The new law does not specify how the agency must provide public notice. It is believed that the agency should be able to post a notice on its website stating that the agency expunged all juvenile law enforcement records for a given period that qualify for automatic expungement.

The Amendment Provides Law Enforcement Agencies the Authority to Share Juvenile Records

The JCA has long prohibited law enforcement agencies from sharing juvenile law enforcement records with anybody not specifically authorized in the JCA to obtain such records. The 2017 amendments tightened these restrictions by making willful violations of the nondisclosure rules a Class C misdemeanor and imposing fines for violations.

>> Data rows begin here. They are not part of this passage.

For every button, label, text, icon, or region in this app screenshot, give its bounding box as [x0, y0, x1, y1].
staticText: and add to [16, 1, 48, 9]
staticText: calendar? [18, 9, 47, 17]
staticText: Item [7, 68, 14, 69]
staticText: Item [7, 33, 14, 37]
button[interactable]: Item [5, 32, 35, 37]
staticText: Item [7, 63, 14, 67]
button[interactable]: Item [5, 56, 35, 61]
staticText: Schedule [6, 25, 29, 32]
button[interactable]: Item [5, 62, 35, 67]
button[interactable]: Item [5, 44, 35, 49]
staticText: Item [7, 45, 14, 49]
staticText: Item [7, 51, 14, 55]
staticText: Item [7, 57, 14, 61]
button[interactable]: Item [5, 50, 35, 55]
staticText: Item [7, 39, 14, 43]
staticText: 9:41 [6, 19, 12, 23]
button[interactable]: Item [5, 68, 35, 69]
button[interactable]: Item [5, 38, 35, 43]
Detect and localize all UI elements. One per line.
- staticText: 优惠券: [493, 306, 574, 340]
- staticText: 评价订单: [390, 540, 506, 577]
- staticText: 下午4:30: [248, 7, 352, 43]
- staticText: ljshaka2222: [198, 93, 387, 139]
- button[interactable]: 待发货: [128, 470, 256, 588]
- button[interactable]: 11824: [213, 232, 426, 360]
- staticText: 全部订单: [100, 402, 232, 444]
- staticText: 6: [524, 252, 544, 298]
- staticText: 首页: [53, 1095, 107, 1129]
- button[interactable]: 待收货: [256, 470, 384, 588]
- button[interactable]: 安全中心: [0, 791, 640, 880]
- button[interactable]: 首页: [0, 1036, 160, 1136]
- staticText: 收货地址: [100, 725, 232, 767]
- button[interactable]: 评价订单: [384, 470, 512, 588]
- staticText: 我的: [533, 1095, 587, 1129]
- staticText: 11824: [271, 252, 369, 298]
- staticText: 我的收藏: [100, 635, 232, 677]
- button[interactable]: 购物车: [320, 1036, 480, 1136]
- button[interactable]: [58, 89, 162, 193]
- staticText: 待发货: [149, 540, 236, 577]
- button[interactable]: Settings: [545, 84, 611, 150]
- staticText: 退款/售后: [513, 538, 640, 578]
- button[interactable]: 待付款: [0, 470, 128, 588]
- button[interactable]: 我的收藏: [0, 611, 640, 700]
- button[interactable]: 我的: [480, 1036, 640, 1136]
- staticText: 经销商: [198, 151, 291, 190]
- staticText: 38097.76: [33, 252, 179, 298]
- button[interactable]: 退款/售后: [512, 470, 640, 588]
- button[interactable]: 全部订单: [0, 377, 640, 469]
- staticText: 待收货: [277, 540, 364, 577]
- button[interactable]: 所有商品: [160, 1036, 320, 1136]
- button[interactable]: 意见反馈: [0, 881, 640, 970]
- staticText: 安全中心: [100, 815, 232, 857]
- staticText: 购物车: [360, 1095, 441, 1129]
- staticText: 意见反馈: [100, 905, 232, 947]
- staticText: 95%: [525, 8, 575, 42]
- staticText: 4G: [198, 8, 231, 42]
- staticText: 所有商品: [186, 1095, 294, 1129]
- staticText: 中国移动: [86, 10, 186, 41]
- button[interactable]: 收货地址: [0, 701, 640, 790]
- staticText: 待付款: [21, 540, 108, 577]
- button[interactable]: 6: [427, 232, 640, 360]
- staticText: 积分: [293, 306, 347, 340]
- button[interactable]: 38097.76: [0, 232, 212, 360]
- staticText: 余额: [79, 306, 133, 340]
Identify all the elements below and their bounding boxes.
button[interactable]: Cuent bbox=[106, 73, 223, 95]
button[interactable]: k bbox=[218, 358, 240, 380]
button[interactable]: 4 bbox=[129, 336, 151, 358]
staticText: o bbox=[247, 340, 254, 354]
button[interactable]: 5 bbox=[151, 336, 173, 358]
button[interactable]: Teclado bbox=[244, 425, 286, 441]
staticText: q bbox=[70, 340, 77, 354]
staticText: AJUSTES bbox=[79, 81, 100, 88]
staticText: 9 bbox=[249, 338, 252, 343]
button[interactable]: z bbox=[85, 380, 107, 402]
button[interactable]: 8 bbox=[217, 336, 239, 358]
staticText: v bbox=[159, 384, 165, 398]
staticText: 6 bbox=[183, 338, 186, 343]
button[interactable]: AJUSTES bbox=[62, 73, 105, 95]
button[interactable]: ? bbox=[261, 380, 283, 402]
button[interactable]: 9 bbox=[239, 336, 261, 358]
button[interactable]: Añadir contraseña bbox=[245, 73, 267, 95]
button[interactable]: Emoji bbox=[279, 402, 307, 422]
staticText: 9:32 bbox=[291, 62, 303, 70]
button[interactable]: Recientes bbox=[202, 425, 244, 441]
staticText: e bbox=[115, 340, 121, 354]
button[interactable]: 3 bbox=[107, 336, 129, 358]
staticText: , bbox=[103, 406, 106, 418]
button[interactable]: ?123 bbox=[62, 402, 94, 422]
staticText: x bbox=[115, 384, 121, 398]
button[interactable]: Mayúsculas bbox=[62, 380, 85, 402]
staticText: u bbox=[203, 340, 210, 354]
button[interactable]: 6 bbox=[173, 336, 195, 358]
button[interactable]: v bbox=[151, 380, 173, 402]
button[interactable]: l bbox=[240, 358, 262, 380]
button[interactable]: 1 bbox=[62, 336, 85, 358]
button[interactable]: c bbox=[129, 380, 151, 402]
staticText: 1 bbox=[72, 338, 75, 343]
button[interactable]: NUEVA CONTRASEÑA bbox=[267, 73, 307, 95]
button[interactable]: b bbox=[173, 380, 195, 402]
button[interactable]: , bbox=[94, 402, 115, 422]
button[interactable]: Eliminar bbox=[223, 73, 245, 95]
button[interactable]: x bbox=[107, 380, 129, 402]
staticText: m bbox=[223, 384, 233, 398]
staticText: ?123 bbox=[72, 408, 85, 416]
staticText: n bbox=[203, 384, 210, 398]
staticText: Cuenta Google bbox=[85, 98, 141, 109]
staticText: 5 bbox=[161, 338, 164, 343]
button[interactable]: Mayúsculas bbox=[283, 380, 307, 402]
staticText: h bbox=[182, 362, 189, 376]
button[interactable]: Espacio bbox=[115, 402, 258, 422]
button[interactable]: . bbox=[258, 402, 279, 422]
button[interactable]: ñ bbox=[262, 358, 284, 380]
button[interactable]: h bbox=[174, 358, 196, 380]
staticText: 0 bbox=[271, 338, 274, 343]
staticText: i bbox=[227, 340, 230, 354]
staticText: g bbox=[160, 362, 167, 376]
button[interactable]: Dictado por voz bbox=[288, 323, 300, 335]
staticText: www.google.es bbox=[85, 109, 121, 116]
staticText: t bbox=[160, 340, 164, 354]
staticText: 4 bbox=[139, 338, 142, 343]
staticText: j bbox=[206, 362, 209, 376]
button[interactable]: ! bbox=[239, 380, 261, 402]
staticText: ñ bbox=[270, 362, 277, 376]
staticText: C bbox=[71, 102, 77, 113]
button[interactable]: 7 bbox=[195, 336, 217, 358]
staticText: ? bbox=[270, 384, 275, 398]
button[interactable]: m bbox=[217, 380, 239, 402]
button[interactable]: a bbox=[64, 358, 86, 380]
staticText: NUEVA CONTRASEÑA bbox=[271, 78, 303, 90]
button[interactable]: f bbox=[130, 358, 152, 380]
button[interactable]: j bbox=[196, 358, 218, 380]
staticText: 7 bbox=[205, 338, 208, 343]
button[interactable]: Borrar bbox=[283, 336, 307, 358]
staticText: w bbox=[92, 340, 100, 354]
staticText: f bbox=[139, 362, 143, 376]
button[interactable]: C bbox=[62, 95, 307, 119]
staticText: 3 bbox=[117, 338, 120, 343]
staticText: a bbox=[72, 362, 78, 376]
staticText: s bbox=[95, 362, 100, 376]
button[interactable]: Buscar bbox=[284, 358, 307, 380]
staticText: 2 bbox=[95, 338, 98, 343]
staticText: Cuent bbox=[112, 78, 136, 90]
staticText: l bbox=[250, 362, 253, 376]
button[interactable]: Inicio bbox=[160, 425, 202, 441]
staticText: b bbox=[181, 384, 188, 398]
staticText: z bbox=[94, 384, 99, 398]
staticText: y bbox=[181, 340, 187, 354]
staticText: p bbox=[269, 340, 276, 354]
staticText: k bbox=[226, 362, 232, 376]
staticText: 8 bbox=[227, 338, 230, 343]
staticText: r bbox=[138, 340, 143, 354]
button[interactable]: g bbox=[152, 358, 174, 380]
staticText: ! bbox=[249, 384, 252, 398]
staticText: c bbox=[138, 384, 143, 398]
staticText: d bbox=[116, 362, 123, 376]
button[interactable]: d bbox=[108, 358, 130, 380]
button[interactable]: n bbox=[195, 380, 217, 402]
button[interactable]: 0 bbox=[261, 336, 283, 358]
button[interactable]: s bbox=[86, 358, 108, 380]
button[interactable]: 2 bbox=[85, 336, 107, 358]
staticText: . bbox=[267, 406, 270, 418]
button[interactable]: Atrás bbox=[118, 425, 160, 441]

The newly amended law maintains the penalties for willful violations, but it also expands the list of individuals permitted to obtain juvenile law enforcement records to include the following:

  • the Attorney General's Public Access Counselor
  • administrative adjudication hearing officers and members of a municipality's staff designated to assist in the administrative adjudication process
  • employees of the federal government authorized to receive such records by law
  • persons managing and designated to participate in a court diversion program
  • collection agencies engaged by the governmental body to collect debts owed to the governmental body


The newly amended JCA addresses many significant problems, not the least of which was widespread confusion in addition to the impracticality of so many provisions.

The content of this article is intended to provide a general guide to the subject matter. Specialist advice should be sought about your specific circumstances.